Of course, implementation requires more than just material selection. Film thickness, heat-seal strength, and dissolution temperature all need calibration for the specific product format. This is where Proudly's engineering support becomes relevant. The company works directly with manufacturers and brand teams to match material specifications to production equipment and end-use requirements.
Sustainable packaging in the feminine hygiene category is no longer an emerging trend—it's a market expectation that is moving into regulatory mandates. Brands that act now secure the lead time to test, validate, and scale these materials before compliance deadlines arrive.
The shift doesn't require a wholesale product redesign. In many cases, existing pad structures and production lines can accommodate biodegradable or water-soluble wrapper formats with targeted material substitutions. That's the opportunity Proudly positions itself to support: a technically grounded partner that understands the specific demands of feminine hygiene packaging and has the manufacturing scale to deliver at volume.
For any brand evaluating its packaging roadmap, the combination of material safety, biodegradability performance, and customization capability makes Proudly a partner worth exploring. Reach out to the Proudly team directly at proudly@proudly.com.cn or visit proudly.com.cn to review product specifications and request a quotation.
The most common materials are PVOH (polyvinyl alcohol), PLA (polylactic acid), PBAT, and kraft paper. PVOH-based films stand out because they are both water-soluble and biodegradable, making them suitable for flushable and compostable applications.
A genuine PVOH-based flushable pouch dissolves in water without fragmenting into microplastics or blocking pipes. It breaks down biologically in sewage water conditions. Products that only fragment rather than dissolve are not considered truly flushable.

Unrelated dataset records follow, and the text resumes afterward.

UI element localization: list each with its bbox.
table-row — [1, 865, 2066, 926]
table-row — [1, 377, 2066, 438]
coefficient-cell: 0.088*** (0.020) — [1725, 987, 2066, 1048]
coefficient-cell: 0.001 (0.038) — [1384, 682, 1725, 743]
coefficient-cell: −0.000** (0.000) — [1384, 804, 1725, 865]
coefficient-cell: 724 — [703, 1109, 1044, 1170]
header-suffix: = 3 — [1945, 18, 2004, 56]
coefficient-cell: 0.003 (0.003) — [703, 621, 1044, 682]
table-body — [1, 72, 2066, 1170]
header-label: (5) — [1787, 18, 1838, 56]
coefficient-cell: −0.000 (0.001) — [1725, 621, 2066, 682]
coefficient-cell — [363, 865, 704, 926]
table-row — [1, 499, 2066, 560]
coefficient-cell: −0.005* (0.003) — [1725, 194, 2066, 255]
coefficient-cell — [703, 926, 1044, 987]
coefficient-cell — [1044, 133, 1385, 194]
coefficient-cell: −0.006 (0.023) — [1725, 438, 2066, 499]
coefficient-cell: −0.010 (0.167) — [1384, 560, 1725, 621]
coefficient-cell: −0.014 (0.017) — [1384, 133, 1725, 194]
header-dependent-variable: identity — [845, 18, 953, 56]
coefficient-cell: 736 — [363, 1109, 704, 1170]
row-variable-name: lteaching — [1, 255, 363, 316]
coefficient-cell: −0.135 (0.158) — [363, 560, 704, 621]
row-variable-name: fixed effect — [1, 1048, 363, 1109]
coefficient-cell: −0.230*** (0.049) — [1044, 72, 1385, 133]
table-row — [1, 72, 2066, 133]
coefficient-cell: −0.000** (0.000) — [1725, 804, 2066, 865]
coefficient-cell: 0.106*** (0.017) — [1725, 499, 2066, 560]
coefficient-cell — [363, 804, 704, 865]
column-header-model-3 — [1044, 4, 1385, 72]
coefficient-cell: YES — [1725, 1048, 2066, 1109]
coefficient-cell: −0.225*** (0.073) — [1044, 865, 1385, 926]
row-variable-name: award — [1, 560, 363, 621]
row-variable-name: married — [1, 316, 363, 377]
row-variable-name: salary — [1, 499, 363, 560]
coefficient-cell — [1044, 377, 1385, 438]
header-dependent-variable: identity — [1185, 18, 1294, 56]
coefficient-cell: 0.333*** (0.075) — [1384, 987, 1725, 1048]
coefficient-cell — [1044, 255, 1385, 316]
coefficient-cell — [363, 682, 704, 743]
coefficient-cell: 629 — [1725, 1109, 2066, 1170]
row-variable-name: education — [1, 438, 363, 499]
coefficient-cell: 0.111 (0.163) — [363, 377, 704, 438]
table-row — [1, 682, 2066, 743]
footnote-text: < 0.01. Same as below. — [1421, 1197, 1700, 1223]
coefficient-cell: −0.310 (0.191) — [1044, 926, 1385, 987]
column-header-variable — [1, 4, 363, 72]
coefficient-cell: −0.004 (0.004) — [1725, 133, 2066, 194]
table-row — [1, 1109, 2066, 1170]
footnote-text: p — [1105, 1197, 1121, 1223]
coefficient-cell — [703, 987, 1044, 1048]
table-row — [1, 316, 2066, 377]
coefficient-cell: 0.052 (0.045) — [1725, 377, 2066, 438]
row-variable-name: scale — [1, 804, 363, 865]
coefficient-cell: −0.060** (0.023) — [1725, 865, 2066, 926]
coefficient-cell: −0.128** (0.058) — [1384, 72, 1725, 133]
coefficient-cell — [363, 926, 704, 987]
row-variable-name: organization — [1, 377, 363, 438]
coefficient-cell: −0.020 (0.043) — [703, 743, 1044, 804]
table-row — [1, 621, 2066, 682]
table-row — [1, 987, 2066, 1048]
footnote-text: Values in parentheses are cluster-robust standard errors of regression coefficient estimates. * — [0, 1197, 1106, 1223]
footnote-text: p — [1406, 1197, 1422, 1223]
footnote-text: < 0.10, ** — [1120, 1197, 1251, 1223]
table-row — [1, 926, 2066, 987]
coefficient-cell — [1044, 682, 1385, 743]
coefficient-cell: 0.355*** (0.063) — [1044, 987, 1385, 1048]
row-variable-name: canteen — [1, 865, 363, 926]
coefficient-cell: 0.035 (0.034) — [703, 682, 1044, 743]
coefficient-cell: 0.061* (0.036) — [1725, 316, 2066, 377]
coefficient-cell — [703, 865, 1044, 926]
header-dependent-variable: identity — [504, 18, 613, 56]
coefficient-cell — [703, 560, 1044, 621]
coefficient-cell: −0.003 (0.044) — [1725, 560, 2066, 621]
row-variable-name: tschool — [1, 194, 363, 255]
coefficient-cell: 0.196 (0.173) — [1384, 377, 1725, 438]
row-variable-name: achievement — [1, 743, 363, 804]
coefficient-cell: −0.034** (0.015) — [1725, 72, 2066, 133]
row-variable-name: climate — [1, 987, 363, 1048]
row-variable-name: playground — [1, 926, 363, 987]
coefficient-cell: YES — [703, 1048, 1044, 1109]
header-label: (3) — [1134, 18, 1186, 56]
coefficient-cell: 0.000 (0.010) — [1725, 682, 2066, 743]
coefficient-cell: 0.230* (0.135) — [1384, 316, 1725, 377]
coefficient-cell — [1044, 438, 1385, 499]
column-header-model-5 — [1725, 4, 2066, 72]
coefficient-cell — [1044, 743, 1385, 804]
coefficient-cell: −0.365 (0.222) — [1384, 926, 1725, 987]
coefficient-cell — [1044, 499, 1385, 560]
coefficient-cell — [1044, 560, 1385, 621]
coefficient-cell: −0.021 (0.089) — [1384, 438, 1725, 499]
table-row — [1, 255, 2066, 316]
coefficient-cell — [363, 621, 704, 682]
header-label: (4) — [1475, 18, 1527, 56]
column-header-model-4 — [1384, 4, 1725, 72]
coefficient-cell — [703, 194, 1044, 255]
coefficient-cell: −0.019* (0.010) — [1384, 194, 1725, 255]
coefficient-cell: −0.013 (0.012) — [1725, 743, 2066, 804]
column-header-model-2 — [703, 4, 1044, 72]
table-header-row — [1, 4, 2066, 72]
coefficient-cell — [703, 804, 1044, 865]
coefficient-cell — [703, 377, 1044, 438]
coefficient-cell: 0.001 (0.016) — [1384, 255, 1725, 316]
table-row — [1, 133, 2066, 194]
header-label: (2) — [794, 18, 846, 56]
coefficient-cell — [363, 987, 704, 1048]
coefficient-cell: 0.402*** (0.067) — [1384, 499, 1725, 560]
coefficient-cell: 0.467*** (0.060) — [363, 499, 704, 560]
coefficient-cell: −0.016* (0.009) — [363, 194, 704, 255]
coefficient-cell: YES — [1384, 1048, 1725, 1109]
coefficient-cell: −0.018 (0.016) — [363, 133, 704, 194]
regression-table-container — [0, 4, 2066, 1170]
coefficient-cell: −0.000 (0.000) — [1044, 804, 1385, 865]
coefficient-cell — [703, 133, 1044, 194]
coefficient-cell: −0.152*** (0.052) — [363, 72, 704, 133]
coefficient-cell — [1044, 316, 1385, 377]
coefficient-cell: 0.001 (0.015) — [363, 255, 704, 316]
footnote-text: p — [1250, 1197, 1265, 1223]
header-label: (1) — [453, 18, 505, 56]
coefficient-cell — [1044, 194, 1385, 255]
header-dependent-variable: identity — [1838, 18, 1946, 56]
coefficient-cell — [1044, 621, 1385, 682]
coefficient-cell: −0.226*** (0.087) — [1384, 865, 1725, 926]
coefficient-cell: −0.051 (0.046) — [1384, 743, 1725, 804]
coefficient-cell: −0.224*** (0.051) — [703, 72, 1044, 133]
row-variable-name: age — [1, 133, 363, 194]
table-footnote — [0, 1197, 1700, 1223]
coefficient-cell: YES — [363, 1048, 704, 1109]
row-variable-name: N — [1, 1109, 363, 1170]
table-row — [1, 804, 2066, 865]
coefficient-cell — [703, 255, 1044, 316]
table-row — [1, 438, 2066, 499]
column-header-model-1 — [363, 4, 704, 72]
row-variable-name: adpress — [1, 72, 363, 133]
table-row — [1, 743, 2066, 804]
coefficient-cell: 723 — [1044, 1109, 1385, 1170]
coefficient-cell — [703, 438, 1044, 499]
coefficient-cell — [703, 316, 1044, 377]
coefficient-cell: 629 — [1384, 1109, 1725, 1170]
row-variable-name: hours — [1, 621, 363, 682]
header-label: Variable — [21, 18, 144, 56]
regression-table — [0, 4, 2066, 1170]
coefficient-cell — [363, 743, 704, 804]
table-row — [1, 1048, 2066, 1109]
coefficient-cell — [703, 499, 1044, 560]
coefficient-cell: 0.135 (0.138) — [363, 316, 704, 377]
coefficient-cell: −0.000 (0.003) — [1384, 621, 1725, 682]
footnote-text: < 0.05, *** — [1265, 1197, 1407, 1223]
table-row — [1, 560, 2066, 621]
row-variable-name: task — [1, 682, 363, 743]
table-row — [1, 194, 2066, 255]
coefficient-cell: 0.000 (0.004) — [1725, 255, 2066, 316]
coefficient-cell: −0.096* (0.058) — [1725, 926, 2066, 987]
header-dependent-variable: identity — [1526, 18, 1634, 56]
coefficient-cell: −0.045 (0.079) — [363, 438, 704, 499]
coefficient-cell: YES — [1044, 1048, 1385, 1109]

This depends on the material. PLA-based films typically require industrial composting facilities at elevated temperatures. PVOH films dissolve in water and biodegrade in both composting and sewage conditions, making them more practical for everyday disposal.
Customization covers film thickness, dissolution temperature, sealing method, and print finish. Manufacturers like Proudly work with brand teams to align material specifications to production line equipment and product requirements before finalizing any format.
Regulatory frameworks in the EU, and increasingly in Asia-Pacific markets, are restricting single-use plastics. Early adoption allows brands to run material trials, adjust production processes, and build consumer communication around the switch—before compliance becomes mandatory.